Babacan, şunları kaydetti:
"Bir kamu özel sektör ortaklığı projesi dediğinizde, projenin ilk düşüncesinden, yani çiziminden başlayıp da, yatırımının yapılması ve bunun geri dönüşümünün sağlanması en erken 15 yıl. Bazen 20, 30, 40 yıl... O kadar uzun süre içerisinde ülkelerde 10 tane hükümet, 20 tane bakan değişiyor. İşe başladığınız günkü o ülkenin genel politikası ile işin bittiği günkü politika apayrı olabiliyor. 'Biz buna nasıl güvenip de geleceğiz' diyorlar. Sağlam hukuki çerçeve gerekiyor burada. Uluslararası hukuk karşısında sapasağlam kontratlar gerekiyor."
- "IMF, İslami finans ile ilgili bu yıl 3 tane seminer yapacağını söyledi"
Babacan, standartlaşmayı sağlayabilirlerse menkul kıymetleştirme konusunda da önemli bir mesafe alabileceklerini düşündüklerini söyledi.
Dünyada varlık bazlı finansmanın önemli olduğunu ve bunu da uygulamaya başladıklarını anlatan Babacan, "Dün çok mutlu oldum. Kaç tane bakan, merkez bankası başkanı söz aldı ve varlık bazlı finansmandan söz etti" dedi.
Çok sayıda bakanın İslami finansman metotlarını kendi ülkelerinde daha çok kullanmaları gerektiğini söylediğini aktaran Babacan, hatta bu bakanların bazılarının Hristiyan demokrat politikacılar olduğunu dile getirdi.
Babacan, "Katılım bankacılığı ve kira sertifikalarında gerçek bir ticaret, gerçek bir yatırım var. O modellerde parayı para ile döndürme yok. Dün IMF, İslami finans ile ilgili bu yıl 3 tane seminer yapacağını, dünyada bu işi daha çok tanıtacağını söyledi. Özellikle kriz, volatilite dönemlerinde bu modeller çok daha güzel sonuçlar veriyor ve riski dağıtıyor" şeklinde konuştu.

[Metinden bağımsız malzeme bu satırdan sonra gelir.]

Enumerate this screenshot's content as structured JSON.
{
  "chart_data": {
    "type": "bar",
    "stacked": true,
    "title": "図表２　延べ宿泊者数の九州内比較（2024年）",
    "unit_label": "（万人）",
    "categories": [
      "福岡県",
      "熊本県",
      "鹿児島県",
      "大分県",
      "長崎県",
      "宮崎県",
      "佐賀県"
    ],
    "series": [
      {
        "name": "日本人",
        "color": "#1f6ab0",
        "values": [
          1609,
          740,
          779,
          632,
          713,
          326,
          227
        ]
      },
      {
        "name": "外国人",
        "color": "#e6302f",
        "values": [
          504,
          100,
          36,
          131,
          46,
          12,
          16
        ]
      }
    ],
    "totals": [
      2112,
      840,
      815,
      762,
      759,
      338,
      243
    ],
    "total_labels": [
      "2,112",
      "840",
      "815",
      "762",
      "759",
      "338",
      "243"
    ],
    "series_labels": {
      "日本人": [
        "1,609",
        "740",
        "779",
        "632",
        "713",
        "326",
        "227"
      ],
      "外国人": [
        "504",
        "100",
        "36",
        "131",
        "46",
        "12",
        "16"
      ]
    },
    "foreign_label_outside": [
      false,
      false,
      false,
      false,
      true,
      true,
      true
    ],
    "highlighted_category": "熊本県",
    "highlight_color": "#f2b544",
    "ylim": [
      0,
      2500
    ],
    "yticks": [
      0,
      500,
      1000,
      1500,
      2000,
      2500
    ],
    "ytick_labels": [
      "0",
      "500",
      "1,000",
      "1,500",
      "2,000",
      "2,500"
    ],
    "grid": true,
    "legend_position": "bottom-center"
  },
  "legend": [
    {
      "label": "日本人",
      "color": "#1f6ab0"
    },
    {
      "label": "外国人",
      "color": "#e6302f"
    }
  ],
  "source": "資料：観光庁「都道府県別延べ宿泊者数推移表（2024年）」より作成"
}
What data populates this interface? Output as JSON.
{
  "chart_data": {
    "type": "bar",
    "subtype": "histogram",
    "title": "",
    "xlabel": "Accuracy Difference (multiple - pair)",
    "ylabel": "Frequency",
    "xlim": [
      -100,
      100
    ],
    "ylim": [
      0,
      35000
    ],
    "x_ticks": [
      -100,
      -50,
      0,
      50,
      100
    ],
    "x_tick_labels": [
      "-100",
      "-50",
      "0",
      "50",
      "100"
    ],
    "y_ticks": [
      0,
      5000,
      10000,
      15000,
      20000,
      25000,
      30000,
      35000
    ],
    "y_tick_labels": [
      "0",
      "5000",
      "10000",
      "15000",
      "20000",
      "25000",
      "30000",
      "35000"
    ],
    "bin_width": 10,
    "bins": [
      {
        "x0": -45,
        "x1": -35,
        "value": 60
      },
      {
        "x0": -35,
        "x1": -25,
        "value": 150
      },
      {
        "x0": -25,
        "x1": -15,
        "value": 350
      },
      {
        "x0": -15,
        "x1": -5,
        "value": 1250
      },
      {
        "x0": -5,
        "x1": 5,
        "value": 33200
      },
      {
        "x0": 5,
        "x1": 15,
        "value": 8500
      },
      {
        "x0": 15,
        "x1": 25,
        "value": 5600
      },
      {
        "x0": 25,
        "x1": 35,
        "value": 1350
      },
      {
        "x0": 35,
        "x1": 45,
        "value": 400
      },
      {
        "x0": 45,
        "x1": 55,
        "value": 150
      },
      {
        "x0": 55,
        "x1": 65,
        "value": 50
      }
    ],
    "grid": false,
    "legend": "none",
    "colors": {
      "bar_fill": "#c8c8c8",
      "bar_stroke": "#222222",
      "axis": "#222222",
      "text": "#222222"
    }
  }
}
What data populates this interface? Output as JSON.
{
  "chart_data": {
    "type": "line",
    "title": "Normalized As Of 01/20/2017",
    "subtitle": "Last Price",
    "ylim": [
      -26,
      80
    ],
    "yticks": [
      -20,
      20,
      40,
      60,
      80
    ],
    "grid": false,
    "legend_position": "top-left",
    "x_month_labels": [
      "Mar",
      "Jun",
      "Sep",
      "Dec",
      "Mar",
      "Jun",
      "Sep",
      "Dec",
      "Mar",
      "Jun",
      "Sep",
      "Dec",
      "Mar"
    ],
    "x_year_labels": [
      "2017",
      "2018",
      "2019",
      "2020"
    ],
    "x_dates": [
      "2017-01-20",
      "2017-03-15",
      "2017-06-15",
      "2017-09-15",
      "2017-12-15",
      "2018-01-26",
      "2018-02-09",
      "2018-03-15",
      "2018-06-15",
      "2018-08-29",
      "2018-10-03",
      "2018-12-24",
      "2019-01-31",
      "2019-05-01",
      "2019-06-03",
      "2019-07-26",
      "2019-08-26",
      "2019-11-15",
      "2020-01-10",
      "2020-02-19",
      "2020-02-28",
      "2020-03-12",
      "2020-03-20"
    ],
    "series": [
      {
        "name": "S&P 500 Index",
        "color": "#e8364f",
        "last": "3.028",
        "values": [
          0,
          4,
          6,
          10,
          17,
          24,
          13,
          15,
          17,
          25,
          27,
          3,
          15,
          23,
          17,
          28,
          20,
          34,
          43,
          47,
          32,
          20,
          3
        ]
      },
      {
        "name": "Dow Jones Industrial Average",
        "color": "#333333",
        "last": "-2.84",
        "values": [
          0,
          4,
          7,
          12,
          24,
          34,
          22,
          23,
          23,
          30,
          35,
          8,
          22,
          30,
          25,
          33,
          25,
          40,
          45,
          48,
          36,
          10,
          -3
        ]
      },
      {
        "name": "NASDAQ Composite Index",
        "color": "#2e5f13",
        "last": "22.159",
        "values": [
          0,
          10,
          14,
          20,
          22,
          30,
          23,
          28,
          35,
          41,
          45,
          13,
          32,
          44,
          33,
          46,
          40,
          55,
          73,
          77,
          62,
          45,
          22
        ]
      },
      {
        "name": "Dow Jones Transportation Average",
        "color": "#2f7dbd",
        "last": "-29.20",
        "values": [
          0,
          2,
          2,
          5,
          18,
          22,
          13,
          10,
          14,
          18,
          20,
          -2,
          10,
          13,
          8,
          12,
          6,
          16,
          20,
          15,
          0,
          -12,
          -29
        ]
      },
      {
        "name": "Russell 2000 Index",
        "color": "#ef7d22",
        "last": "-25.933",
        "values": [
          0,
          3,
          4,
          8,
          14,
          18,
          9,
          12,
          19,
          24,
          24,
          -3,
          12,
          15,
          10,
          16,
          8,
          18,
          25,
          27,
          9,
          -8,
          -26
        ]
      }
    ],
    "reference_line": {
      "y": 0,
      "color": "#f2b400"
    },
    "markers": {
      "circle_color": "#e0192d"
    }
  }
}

G20'nin büyük ses getirdiğini belirten Babacan, "Avustralya çok uzak bir yerde olmasına rağmen, 3 bin gazeteci geldi. Biz şimdi Antalya'nın lojistiğini 4-5 bine göre ayarlıyoruz, sadece medya mensubu" dedi.
Babacan, G20'nin temsil gücü yüksek olsa da dünyanın tamamı olmadığına işaret ederek, G7 ön planda iken dışlanmışlık hissini iyi bildiklerini dile getirdi.
BM'ye bağlı 180 ülke olduğunu anımsatan Babacan, Türkiye'nin dönem başkanlığında düşük gelirli ülkelere de önem vererek gündemlerini G20'ye taşıyacaklarını anlattı. Babacan, 2 hafta önce bu ülkelerin büyükelçilerini davet ettiğini ve onlara başkentlerine "G20'den ne beklediklerini" yazmalarını söylediğini ifade etti.
Açılış konuşmalarından sonra Türkiye Odalar ve Borsalar Birliği (TOBB) Başkanı ve Türkiye Ekonomi Politikaları Araştırma Vakfı (TEPAV) Mütevelli Heyet Başkanı M. Rifat Hisarcıklıoğlu ile İstanbul Ticaret Odası Başkanı (İTO) Başkanı İbrahim Çağlar, Babacan'a günün anısına bir tablo hediye etti. Daha sonra katılımcılarla birlikte aile fotoğrafı çektirildi.